Not that I'm not dependable now, just that most often, I don't really know how to show it. Nor do people try to be close enough to know it. I've always been someone who wants a close relatedness with my friends/loved ones. I realise sometimes I'm quite alone in this world even though I have great friends, or maybe they're just too busy for me. Haha

I realise human beings are so superficial. They want what they can't have and push away the ones that welcome them with open arms. I've always been guilty of that and for that I'm truly sorry guys.

There was once, a girl that I loved a lot. She was a nice girl with low self esteem but she was so pretty, at least, in my eyes. However, her heart was indecisive. There wasn't a lot of trust from my side because of that and it pressured her a lot. She didn't know her actions hurt and she never tried to understand either. It was a rollarcoaster of emotions towards the end, but I never wanted the time between us to end.

I've moved on, not because I wanted to, but I have to. There wasn't a point speaking to myself anymore. She could hate me for all I care, and she probably does, but I hope that she knew how pretty she was.
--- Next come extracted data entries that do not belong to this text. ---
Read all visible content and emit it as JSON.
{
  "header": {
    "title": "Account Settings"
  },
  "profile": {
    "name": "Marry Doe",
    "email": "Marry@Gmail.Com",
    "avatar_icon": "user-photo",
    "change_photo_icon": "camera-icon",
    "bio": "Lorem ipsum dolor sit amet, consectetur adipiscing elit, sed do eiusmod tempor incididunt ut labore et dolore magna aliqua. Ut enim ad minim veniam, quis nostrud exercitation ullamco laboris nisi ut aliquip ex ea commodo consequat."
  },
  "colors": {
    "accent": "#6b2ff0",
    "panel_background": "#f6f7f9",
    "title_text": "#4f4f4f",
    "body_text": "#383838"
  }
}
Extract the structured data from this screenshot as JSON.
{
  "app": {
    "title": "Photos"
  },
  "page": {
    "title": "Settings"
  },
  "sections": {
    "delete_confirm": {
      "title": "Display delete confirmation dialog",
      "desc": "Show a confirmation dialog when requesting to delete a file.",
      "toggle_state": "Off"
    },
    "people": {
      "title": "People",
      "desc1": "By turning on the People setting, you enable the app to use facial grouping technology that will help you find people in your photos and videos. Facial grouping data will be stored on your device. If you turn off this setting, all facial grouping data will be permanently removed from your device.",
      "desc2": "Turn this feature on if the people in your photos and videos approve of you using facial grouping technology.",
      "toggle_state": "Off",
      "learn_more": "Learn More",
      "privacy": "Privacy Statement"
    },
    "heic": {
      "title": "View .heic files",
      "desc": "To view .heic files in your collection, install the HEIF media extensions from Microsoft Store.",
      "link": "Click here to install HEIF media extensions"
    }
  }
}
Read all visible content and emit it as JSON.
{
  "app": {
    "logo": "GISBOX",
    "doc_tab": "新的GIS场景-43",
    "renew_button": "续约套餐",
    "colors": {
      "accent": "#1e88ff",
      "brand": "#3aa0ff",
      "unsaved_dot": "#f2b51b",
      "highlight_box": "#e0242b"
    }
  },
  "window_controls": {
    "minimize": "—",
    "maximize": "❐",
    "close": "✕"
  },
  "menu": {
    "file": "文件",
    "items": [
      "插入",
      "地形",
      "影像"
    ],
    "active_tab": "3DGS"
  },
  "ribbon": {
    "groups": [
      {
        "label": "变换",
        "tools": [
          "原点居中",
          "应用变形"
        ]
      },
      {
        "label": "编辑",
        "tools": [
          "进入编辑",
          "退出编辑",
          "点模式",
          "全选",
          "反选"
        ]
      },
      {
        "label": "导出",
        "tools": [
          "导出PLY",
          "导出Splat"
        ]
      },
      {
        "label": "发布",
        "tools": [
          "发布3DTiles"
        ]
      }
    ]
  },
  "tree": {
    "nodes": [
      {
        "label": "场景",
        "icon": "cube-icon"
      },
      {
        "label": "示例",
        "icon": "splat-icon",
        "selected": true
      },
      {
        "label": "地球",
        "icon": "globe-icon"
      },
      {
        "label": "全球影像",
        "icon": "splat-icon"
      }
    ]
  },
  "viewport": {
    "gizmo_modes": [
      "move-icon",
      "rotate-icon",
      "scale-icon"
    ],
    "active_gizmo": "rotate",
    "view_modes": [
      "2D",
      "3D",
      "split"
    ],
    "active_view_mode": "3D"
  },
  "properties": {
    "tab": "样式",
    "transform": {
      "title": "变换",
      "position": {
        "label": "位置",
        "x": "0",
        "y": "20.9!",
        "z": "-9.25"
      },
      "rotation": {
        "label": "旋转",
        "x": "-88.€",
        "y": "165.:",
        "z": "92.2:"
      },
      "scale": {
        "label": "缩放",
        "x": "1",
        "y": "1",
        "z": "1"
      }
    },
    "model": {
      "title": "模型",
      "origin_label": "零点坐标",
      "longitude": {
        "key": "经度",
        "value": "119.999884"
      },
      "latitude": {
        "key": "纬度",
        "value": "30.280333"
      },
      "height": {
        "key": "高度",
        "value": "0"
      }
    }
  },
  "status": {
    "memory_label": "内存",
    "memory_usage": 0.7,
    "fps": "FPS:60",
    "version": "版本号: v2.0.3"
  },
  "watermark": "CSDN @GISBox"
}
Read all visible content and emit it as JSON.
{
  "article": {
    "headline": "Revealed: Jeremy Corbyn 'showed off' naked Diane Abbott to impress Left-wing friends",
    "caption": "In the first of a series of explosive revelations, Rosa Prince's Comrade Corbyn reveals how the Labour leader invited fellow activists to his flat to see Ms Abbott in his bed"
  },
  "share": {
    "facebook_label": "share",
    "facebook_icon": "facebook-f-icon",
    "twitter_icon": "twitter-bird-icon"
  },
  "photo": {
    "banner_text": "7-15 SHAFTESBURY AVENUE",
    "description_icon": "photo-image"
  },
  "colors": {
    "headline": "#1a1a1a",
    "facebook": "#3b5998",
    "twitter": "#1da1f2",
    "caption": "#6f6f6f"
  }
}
Anyway, there's a part of me that thinks I won't be able to make it out of the jungle. It's not that I'm born pessimistic but you  tend to think like this when you have an affinity with random health downfalls. So if I don't, I just have this to say..

To mum & dad,

I know I'm not the best son you could have, I'm practically useless around the house and I don't communicate much with you when I'm on the laptop, which is practically almost all the time. But I appreciate the fact that you are always there for me, even when I find it annoying. Dad, for the last fucking time, stop smoking. And mum, thank you for always being there for me financially and okay, you really do cook awesome.